O que tenho visto, especialmente entre meus colegas de faculdade ou trabalho, é uma grande tendência em analisar o mundo com perspectivas explicitamente individuais, pois, afinal de contas, “se eu não pensar em mim, quem vai pensar??” (frase sonora mais ouvida das últimas semanas) Esse episódio me fez lembra um vídeo que assisti quando era pequeno, em um encontrinho do Movimento que participo desde que nasci.

Falava de um grande fotógrafo que tinha o sonho de fotografar o céu e o inferno.

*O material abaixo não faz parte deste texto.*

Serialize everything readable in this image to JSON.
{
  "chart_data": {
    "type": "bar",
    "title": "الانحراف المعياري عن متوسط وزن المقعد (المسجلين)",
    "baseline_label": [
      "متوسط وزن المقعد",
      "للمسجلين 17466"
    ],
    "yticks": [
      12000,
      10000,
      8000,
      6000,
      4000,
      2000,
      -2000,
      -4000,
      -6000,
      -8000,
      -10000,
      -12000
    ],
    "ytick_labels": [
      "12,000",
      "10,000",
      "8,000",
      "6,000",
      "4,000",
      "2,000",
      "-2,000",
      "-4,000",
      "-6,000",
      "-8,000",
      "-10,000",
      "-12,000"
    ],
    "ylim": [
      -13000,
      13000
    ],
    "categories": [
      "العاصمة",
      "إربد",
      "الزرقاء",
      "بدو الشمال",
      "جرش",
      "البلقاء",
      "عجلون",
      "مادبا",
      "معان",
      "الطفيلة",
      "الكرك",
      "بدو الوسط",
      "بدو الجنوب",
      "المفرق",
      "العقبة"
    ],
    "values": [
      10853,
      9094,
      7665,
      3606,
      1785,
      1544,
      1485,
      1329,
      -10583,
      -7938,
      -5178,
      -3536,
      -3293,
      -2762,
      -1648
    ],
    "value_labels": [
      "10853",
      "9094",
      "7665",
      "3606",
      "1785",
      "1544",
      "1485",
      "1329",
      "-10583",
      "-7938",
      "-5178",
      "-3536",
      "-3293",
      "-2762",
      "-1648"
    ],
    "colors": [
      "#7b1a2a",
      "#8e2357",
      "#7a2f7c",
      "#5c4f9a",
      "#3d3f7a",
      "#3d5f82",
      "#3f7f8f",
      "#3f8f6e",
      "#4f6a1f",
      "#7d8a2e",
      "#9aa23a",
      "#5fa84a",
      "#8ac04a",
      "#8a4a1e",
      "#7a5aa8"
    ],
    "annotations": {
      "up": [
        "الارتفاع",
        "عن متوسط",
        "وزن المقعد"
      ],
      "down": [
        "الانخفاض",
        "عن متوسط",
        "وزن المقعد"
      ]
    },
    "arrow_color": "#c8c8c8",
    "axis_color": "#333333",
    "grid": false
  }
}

Escolhendo começar pelo que pareceria pior, o fotógrafo foi ao inferno e viu que lá não era um lugar aterrorizante como diziam, pelo contrário, tinha uma grande mesa com um banquete apetitoso. Esperando por detrás de um arbusto, viu chegando as pessoas para comer. Se assustou pelo fato de todos estarem magros, de cara brava e cansada. Não conseguia conceber tudo isso diante do banquete que se prostrava diante deles.

Contudo, as pessoas carregavam garfos gigantescos e quando começavam a comer, não conseguiam por a comida na boca, pois as dimensões do garfo (e o fato de poderem pegá-los somente na ponta) não possibilitava alcançar a boca. Ficaram horas brigando com eles mesmos e depois entre eles por não conseguirem comer.

O fotógrafo ficou assustado, saiu correndo e pegando o carro foi viajar em direção ao céu.

Chegando no céu a mesma visão… o mesmo banquete… porém, as pessoas chegavam felizes, todas bem saudáveis e ele não entendia o porquê, pois não via nenhuma diferença, até mesmo na dimensão dos garfos.

Porém, quando começaram a comer via que eles não procuravam alimentar-se sozinhos, pois assim não conseguiriam como acontecia no inferno. Em vez disso, pegavam a comida e alimentavam a pessoa ao lado, cada um pedia ao outro aquilo que desejava e lhe era dado pela pessoa ao lado.

Assim, o jornalista havia entendido que a diferença entre o céu e o inferno é justamente essa capacidade que se desenvolve de AMAR e também deixar-se ser amado (que também é amor).

Aquele vídeo deixou marcas dentro de mim e me fez entender que nenhum discurso deve passar por cima do meu esforço de viver pelas pessoas, de pensar naquilo que os outros também desejam, ir além da minha realidade e do meu próprio umbigo… Não que consiga sempre… mas é um esforço cotidiano que, ao meu ver, pode realmente mudar um pouco do mundo caótico em que vivemos.